To really appreciate the diversity of Madagascar’s flora and fauna you first need to understand its unique geological history. Separated from Africa almost 100 million years ago, the base of all its plants and animals is original marooned stock from the Gondwana supercontinent. While those on the African and South American continents continued to evolve in constantly changing environments, Madagascar’s ancient species were left to develop in relative isolation, miles from anywhere, for millions of years. Sporadic landings from floating and flying seeds (sometimes on air currents and sometimes in the stomach of seabirds) and brief land bridge across the Mozambique Channel, only further contributed to Madagascar becoming its weirdest, and most wonderful self.
Some of its more bizarre creations – 400-kilogram elephant birds, giant sloths the size of silverback gorillas and dwarf hippos a quarter the size of their continental brethren – have been driven to extinction by human colonisation. However, it’s still home to more than 200,000 species of fauna and flora, including 11,000 endemic plant species, 420 different kinds of endemic reptiles, five complete bird families and a variety of mammal species found nowhere else on earth. Per square kilometres this makes Madagascar one of the most biodiverse places on the plane, and one of the world’s officially recognised biodiversity hotspots.
For travellers trying to decide how to immerse themselves in this natural wonderland, it’s best to understand Madagascar as an island of two parts. The eastern flank is mostly made up of dense rainforest, separated from the rest of the island by a long, arched spine of mountains that runs down the length of the country, a few kilometres east of centre. West of the escarpment is drier, made up initially of stark gnarled highlands and then deciduous trees and savannah grasslands as the mountains descend into rolling hills and valleys. Nearer the western shores, the landscape is a mix of marshlands and delta and mangrove swamps, with some arid regions stretching all the way to the coast. The south is mostly arid, with spiny forests, succulents and hardy woods dominating much of the landscape before reaching the shores. The north has its own microclimate. It’s closer to the equator and hemmed in by a half moon of towering massifs making it tropical and humid, but also susceptible to cyclones.
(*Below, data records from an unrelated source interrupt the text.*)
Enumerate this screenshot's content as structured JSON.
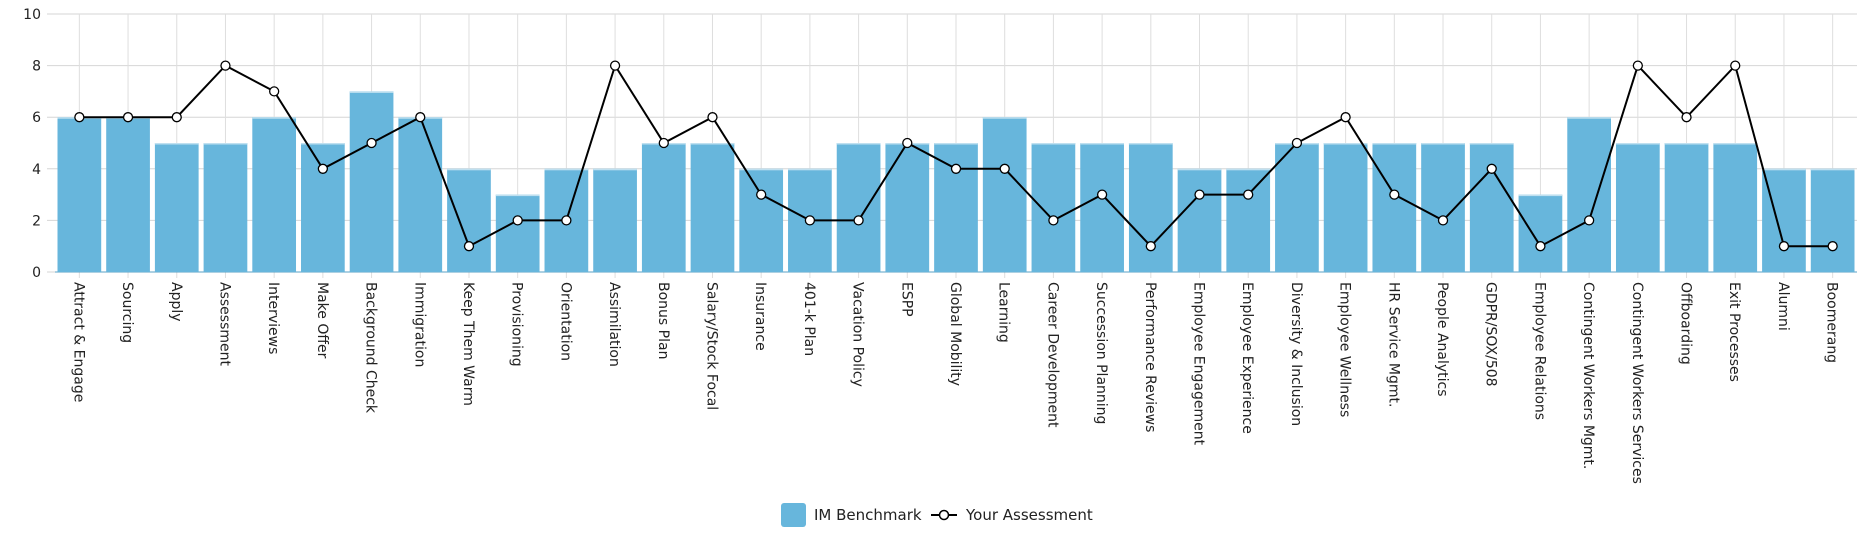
{
  "chart_data": {
    "type": "bar",
    "title": "",
    "xlabel": "",
    "ylabel": "",
    "ylim": [
      0,
      10
    ],
    "yticks": [
      0,
      2,
      4,
      6,
      8,
      10
    ],
    "grid": true,
    "legend_position": "bottom-center",
    "categories": [
      "Attract & Engage",
      "Sourcing",
      "Apply",
      "Assessment",
      "Interviews",
      "Make Offer",
      "Background Check",
      "Immigration",
      "Keep Them Warm",
      "Provisioning",
      "Orientation",
      "Assimilation",
      "Bonus Plan",
      "Salary/Stock Focal",
      "Insurance",
      "401-k Plan",
      "Vacation Policy",
      "ESPP",
      "Global Mobility",
      "Learning",
      "Career Development",
      "Succession Planning",
      "Performance Reviews",
      "Employee Engagement",
      "Employee Experience",
      "Diversity & Inclusion",
      "Employee Wellness",
      "HR Service Mgmt.",
      "People Analytics",
      "GDPR/SOX/508",
      "Employee Relations",
      "Contingent Workers Mgmt.",
      "Contingent Workers Services",
      "Offboarding",
      "Exit Processes",
      "Alumni",
      "Boomerang"
    ],
    "series": [
      {
        "name": "IM Benchmark",
        "type": "bar",
        "color": "#67b6dc",
        "values": [
          6,
          6,
          5,
          5,
          6,
          5,
          7,
          6,
          4,
          3,
          4,
          4,
          5,
          5,
          4,
          4,
          5,
          5,
          5,
          6,
          5,
          5,
          5,
          4,
          4,
          5,
          5,
          5,
          5,
          5,
          3,
          6,
          5,
          5,
          5,
          4,
          4
        ]
      },
      {
        "name": "Your Assessment",
        "type": "line",
        "color": "#000000",
        "values": [
          6,
          6,
          6,
          8,
          7,
          4,
          5,
          6,
          1,
          2,
          2,
          8,
          5,
          6,
          3,
          2,
          2,
          5,
          4,
          4,
          2,
          3,
          1,
          3,
          3,
          5,
          6,
          3,
          2,
          4,
          1,
          2,
          8,
          6,
          8,
          1,
          1
        ]
      }
    ]
  }
}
In the moist rainforests, you’ll find ancient cycads, giant ferns, orchids and long-stemmed lianas stretching across the damp undergrowth. Red-bellied-, and rare cyanide-eating golden-bamboo lemurs hang out in the dense canopies. Still more peculiar creations, such as giraffe-necked weevils, giant millipedes, satanic leaf-tailed geckos and a very special species of chameleon no larger than your thumbnail, all hide in the undergrowth.
Though you’ll find far fewer species in the western deciduous forests, wetlands and arid regions, they are no less strange. These dynamic regions are home to species such as radiated tortoises, hog-nosed snakes, net-throwing spiders, fossas, dancing sifakas, vasa parrots, skinks, plate lizards, cave-dwelling crocodiles and large boas.
Found throughout the island are baobabs, including many endemics. Of the nine species of baobab found in the world, six grow exclusively in Madagascar.
Seabirds are also common around the island although, in comparison to its litany of insects, reptiles and small mammals, Madagascar’s population of birds is surprisingly small.
In terms of marine life, Madagascar shares much of its variety with the western shores of Africa. Perennial visitors include hawksbill and green turtles, and humpback whales frequent its eastern bays on their mid-year migration from Antarctica. Madagascar is also notorious for sharks. Its east coast is a well-documented hotspot and as such many bathers prefer the west where the shallow reefs not only offer more protection, but also give snorkelers and divers a larger variety of tropical sightings (more so even than the Red Sea) that includes a wild menagerie of curiosities, such as squirrelfish, batfish, boxfish, flutefish, lionfish, butterflyfish and damselfish.